WHAT WILL KLIFF KINGSBURY’S OFFENSE LOOK LIKE?

There hasn’t been a definitive statement on what, if any, changes Kingsbury will make to his offense. But center A.Q. Shipley had an interesting comment on “The Pat McAfee Show.”

"All of college football is all shotgun, correct?" Shipley said, via the Arizona Republic. "So, 99 percent of what we’re going to be doing, what do you think it’s going to be?

"Shotgun."

Kingsbury wouldn’t say if 90-plus percent was realistic, but pointed out that the Chiefs were in shotgun more than 80 percent of the time last season.

Is this going to be a full spread-em-out, up-tempo offense with almost every snap from the shotgun? Kingsbury used a one-back, four-receiver look about 60 percent of his last four Texas Tech seasons, according to the Arizona Republic. Will Murray be regularly used in run-pass options? Probably. However, Kingsbury said it’s “not like we’re going super fast every play,” and battled other misconceptions.

"That it's going to be wide open every single snap, throw it every play," Kingsbury said, speaking on other misconceptions of his offense, according to the Arizona Republic. "That's not what it's going to be."

We don’t know what the offense will be, and that’s an edge the Cardinals can exploit early in the season. It should look different than most other teams, or why even make such a radical head-coaching hire?
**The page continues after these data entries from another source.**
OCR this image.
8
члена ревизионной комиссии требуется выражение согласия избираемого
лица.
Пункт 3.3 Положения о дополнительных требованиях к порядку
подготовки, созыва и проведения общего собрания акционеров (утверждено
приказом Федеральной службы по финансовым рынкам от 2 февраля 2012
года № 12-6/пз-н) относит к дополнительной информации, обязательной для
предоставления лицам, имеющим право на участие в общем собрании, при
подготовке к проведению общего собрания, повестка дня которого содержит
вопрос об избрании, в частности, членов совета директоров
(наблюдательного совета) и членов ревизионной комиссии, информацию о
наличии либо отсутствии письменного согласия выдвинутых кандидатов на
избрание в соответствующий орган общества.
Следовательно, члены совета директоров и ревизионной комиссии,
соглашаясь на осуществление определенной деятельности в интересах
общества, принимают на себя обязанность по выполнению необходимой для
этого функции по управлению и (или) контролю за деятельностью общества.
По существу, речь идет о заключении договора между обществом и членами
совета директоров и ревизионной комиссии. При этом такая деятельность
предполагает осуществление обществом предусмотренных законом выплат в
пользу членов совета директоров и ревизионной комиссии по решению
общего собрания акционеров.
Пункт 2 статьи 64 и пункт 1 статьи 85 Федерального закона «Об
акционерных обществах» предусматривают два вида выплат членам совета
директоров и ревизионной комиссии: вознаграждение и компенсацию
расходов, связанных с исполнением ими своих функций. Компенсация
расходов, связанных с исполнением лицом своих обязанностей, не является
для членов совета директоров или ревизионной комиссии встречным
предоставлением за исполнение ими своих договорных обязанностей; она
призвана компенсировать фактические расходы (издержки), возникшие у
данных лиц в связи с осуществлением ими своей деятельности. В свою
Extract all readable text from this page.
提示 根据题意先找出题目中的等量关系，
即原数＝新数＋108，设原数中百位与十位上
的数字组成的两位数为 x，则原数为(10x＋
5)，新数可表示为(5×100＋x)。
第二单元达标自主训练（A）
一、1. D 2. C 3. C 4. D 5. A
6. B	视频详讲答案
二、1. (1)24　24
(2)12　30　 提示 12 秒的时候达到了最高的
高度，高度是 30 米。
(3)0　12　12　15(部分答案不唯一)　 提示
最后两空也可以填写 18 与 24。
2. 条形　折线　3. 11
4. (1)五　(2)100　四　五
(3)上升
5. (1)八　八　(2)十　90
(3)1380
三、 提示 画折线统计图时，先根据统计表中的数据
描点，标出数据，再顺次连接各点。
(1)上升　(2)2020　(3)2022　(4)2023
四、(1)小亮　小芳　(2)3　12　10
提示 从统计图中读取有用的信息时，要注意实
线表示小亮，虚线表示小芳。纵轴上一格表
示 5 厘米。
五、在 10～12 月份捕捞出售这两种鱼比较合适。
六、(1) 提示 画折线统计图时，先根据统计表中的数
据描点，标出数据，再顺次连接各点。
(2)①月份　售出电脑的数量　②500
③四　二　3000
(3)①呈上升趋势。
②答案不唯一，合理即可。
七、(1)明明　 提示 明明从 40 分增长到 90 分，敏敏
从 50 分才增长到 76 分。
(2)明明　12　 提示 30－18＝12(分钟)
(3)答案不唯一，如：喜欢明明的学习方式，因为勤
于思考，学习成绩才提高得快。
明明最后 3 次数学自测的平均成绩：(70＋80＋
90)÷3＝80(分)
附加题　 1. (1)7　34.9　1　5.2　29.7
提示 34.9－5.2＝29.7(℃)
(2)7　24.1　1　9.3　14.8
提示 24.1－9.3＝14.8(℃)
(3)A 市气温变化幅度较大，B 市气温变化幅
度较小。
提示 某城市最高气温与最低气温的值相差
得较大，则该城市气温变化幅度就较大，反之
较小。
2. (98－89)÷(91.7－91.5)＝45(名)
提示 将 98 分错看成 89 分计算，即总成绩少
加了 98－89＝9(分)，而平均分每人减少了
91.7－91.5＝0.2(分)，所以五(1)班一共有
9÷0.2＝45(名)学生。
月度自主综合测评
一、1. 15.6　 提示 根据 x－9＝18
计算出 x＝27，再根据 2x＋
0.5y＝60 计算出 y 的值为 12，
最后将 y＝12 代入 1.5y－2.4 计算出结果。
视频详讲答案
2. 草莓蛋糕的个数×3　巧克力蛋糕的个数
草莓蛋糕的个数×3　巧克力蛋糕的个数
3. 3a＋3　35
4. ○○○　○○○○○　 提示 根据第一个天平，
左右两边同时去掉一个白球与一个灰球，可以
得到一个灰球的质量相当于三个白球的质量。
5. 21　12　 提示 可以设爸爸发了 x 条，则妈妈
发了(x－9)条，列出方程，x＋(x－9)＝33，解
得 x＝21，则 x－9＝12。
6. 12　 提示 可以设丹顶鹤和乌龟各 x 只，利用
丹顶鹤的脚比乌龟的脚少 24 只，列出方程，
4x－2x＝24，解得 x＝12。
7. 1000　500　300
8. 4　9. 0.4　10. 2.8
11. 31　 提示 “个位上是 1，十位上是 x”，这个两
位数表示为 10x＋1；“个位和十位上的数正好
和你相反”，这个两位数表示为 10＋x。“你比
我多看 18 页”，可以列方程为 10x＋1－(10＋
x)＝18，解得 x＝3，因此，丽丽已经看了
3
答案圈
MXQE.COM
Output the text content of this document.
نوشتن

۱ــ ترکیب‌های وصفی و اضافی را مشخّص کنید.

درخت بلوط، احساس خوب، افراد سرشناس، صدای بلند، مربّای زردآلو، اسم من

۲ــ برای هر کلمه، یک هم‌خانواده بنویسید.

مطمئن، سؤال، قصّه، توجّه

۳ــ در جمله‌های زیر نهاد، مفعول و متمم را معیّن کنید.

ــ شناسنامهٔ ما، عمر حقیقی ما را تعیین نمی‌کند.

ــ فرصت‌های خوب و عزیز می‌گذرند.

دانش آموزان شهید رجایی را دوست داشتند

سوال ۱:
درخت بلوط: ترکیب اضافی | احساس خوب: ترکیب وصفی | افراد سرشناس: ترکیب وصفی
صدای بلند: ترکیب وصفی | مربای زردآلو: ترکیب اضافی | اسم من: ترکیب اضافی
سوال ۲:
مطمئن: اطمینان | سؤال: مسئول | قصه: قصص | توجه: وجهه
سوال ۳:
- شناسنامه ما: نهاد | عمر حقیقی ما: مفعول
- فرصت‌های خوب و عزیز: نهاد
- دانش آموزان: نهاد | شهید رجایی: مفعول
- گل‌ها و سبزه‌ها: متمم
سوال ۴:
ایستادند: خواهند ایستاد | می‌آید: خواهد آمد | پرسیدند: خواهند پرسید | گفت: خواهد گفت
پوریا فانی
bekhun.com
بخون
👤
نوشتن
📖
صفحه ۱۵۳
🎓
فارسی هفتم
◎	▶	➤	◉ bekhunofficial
The Cardinals were dreadful on offense last season. They were last in the NFL in yards per run play and yards per pass play, which is tough to do. It’s not outrageous to think Murray can be a Baker Mayfield-like instant star and Kingsbury’s offensive acumen confuses the NFL, at least for a while. There’s a ton of room for offensive improvement, and that could make the Cardinals a big surprise.

The NFL is hard. Kingsbury couldn’t win at Texas Tech with Lamar and Kansas on his schedule. There’s no realistic scenario in which Kingsbury is an NFL star coach and at the same time it’s also perfectly reasonable why Texas Tech couldn’t even go to the Camping World Bowl once in a while with the next Sean McVay. If Kingsbury rules the NFL, TTU might want to reconsider this whole FBS football thing. Maybe Kingsbury is a historical outlier and dominates the NFL. If he doesn’t, the mess might take a while to clean up.

Even a big improvement from the Cardinals might not bring them back to .500. They were outscored by 200 points last season. They have a first-time NFL coach and a rookie quarterback. The Cardinals should be fun to watch, even if the record doesn’t improve too much.